Revellers erupted in cheers amid a confetti-filled celebration in New York's Times Square to welcome in the new year, part of a series of star-studded parties and glittering fireworks displays around the world to usher in 2012.
From New Zealand to New York, the world eagerly welcomed a new year and hoped for a better future, saying goodbye to a year of hurricanes, tsunamis and economic turmoil that many would rather forget.
In New York, hundreds of thousands gathered on Times Square to witness a crystal ball with more than 30,000 lights -- and decorated with 3,000 Waterford Crystal triangles -- descend at midnight. Lady Gaga and Mayor Michael Bloomberg led the crowd in the final-minute countdown.
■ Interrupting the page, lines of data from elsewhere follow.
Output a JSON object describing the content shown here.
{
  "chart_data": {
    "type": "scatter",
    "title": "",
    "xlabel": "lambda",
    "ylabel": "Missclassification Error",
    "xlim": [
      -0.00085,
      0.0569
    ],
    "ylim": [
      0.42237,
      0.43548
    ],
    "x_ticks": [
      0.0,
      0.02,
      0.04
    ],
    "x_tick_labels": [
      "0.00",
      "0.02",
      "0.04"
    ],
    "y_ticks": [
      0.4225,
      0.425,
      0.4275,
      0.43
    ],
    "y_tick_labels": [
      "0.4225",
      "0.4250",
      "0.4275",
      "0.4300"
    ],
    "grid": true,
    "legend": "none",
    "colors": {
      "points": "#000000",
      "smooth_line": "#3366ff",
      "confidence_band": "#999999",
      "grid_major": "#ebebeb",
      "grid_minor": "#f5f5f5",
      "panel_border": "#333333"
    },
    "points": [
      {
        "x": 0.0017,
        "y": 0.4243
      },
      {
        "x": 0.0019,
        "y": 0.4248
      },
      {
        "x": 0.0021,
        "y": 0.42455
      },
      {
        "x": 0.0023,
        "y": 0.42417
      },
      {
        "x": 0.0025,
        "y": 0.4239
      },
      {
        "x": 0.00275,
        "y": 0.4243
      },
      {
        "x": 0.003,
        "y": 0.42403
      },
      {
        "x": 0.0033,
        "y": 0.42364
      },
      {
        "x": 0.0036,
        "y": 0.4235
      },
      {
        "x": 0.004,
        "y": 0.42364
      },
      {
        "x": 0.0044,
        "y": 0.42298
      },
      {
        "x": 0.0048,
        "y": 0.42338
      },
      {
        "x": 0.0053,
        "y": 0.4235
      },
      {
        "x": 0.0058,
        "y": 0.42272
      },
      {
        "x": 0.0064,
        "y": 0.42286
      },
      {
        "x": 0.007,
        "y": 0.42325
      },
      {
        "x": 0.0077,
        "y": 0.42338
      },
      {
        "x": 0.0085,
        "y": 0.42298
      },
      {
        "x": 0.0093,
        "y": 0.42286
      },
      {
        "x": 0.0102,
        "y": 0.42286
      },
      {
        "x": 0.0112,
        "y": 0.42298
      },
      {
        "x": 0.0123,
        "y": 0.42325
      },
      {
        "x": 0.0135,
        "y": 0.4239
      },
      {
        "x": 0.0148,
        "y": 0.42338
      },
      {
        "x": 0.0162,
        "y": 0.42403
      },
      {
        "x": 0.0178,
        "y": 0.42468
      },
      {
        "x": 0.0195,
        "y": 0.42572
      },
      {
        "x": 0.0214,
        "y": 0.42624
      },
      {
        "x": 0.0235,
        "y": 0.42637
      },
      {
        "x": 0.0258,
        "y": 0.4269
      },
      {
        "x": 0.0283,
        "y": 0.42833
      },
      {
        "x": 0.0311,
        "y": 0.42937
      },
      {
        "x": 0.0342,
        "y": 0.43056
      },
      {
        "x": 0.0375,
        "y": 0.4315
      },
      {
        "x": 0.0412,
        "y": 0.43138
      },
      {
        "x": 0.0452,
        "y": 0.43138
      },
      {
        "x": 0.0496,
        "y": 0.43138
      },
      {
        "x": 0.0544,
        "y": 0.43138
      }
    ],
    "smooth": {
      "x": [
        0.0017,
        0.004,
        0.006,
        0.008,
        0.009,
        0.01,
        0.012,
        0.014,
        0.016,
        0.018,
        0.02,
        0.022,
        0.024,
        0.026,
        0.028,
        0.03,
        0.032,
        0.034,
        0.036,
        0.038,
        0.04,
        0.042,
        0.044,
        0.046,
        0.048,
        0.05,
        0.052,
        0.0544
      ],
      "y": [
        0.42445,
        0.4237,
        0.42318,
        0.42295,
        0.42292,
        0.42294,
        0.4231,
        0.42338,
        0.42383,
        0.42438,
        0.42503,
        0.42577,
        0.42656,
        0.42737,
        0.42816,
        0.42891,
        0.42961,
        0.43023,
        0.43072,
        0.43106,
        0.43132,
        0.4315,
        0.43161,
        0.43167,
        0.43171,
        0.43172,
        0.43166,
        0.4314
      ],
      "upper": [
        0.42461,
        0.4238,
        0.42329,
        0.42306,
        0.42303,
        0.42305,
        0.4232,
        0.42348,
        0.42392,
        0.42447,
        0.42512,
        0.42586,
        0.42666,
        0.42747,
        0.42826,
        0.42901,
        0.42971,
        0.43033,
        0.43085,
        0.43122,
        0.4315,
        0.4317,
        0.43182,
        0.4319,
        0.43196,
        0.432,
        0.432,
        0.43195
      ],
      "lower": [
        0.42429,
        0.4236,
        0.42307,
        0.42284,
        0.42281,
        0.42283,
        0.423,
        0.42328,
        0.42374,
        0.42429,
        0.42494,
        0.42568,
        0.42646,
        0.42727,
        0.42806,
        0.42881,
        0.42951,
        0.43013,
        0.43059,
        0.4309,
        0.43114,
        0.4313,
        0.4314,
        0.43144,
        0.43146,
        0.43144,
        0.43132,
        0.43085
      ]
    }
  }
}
Revellers in Australia, Asia, Europe and the South Pacific island nation of Samoa, which jumped across the international dateline to be first to celebrate, welcomed 2012 with pyrotechnic displays.
Fireworks soared and sparked over Moscow's Red Square, crowds on Paris's Champs-Elysees boulevard popped champagne corks at midnight.
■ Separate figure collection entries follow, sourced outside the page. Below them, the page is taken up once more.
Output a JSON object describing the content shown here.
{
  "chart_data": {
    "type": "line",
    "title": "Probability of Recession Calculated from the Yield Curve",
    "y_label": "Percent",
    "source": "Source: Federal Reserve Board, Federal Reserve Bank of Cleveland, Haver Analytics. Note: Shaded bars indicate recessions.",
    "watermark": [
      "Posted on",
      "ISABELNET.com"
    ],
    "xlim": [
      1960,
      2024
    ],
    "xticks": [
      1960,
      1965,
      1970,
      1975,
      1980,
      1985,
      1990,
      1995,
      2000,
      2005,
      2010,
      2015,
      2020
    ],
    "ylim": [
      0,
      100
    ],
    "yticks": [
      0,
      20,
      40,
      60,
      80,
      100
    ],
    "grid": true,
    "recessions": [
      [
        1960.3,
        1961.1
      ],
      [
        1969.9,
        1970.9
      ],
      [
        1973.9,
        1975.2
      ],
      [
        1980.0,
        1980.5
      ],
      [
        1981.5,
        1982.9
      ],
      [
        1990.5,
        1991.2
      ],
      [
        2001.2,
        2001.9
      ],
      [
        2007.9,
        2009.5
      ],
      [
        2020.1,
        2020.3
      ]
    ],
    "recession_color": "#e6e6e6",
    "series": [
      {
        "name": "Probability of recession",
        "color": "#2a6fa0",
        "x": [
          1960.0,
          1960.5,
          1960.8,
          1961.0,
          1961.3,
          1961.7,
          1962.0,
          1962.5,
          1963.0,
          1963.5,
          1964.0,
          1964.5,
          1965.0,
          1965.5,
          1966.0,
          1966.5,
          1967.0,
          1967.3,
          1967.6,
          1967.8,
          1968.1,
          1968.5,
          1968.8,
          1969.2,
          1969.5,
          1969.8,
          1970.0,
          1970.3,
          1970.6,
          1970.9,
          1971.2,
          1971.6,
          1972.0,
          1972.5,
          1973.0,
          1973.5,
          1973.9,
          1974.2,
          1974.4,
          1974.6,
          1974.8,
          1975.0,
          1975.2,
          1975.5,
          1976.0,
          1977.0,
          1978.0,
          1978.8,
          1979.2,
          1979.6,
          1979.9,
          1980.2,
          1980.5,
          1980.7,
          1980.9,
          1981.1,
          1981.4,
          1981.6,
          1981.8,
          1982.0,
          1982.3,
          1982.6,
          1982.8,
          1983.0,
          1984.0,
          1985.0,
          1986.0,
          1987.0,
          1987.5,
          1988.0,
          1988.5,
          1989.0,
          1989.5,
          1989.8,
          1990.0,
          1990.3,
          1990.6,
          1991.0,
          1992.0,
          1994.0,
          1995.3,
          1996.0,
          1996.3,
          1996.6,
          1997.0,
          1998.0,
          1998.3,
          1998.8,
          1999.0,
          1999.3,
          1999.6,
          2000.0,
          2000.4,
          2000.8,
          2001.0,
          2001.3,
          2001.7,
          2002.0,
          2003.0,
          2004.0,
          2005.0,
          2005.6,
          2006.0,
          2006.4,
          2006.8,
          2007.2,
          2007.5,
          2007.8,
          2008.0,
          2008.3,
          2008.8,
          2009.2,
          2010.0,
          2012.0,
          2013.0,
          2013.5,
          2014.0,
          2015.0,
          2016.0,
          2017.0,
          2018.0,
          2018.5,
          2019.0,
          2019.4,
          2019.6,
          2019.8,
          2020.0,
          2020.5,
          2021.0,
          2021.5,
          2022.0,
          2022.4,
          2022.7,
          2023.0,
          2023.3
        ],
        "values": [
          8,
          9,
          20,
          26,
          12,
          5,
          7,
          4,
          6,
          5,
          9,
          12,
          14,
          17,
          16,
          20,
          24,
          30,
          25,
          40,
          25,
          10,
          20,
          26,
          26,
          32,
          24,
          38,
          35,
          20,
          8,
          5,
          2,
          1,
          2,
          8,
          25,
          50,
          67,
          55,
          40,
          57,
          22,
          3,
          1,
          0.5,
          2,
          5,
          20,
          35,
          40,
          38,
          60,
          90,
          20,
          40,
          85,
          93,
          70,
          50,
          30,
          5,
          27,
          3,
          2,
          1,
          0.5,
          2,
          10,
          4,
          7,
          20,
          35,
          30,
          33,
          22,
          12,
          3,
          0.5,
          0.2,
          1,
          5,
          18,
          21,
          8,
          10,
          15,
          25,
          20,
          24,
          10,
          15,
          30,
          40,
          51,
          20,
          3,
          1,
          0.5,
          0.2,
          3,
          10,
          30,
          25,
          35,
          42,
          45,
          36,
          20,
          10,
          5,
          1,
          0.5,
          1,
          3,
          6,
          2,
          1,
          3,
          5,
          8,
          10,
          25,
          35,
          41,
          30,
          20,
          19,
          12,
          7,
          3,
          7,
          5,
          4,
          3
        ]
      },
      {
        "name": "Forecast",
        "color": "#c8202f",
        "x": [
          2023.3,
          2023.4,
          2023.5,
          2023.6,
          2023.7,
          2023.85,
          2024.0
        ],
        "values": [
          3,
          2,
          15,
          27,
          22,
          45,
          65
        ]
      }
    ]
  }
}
But many approached the new year with more relief than joy, as people battered by weather disasters, joblessness and economic uncertainty hoped the stroke of midnight would change their fortunes.
The first worldwide celebrations started in the island nation of Samoa, which hopped across the international date line at midnight last Thursday, skipping Friday and moving instantly to Saturday.
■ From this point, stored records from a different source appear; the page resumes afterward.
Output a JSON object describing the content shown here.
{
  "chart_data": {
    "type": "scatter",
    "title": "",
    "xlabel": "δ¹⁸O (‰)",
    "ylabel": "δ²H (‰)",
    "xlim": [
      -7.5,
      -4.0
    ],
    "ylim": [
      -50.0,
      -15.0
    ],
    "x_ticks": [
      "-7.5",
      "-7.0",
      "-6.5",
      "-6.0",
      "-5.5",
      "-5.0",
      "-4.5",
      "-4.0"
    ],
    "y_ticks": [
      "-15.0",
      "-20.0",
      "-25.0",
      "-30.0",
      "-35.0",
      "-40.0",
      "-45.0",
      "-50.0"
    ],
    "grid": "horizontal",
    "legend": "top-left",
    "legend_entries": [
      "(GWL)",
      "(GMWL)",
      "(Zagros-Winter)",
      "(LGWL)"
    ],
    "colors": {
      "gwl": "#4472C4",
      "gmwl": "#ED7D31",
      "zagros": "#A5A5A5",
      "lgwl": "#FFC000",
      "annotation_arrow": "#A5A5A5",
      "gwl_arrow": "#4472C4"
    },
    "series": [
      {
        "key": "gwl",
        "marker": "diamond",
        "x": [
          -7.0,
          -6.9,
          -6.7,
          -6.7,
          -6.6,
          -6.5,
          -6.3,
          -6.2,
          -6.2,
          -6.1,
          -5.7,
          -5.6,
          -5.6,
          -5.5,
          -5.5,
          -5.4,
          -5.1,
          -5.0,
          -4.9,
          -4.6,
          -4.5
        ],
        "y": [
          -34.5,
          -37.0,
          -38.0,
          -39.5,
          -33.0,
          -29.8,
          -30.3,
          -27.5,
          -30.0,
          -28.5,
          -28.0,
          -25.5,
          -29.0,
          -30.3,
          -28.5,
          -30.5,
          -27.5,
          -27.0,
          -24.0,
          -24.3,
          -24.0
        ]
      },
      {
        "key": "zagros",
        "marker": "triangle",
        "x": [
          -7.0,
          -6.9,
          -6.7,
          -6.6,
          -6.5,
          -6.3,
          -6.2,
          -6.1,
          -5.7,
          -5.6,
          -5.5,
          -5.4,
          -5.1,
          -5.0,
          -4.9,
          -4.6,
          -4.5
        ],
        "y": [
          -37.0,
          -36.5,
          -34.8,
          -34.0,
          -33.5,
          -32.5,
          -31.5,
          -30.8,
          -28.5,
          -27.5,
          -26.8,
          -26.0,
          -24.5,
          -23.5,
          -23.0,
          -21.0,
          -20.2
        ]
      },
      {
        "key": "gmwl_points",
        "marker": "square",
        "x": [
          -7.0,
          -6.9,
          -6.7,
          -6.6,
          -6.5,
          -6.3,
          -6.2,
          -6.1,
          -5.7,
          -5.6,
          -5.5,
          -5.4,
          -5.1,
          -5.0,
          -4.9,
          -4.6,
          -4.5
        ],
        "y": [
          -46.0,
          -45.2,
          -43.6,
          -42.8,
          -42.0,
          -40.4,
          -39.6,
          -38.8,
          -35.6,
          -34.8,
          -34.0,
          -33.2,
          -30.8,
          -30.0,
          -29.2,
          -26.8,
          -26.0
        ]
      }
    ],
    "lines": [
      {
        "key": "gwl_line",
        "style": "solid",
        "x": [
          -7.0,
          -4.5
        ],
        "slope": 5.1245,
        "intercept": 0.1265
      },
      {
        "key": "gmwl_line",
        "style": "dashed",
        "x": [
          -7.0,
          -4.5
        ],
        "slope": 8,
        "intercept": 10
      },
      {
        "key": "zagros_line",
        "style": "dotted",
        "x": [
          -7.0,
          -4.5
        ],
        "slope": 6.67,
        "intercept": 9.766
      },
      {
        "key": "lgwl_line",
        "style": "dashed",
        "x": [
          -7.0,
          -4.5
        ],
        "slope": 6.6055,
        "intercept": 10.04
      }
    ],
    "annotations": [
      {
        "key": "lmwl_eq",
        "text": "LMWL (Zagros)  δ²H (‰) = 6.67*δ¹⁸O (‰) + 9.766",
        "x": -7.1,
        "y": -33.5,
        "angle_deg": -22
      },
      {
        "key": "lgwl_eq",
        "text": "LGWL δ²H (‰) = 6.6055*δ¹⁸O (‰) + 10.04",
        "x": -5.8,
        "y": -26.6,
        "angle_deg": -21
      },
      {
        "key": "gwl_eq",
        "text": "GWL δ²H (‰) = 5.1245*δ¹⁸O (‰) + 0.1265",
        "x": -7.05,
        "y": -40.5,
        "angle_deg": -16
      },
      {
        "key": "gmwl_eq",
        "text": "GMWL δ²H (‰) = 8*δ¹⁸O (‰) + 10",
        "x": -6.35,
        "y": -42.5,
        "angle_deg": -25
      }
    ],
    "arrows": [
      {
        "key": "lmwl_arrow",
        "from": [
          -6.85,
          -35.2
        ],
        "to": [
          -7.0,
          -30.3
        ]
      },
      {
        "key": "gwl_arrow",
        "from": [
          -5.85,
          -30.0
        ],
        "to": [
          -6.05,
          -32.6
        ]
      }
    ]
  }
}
Samoa and the neighbouring nation of Tokelau lie near the dateline that zigzags vertically through the Pacific Ocean; both sets of islands decided to realign themselves this year from the Americas side of the line to the Asia side to be more in tune with key trading partners.
In Sydney, more than 1.5 million people watched the shimmering pyrotechnic display designed around the theme 'Time to Dream'. In London, some 250,000 people gathered to listen to Big Ben chime at the stroke of midnight.
In Brazil, heavy rains did not halt parties as upward of two million people gathered on Copacabana beach in Rio de Janeiro and nearly as many on a main avenue in Sao Paulo.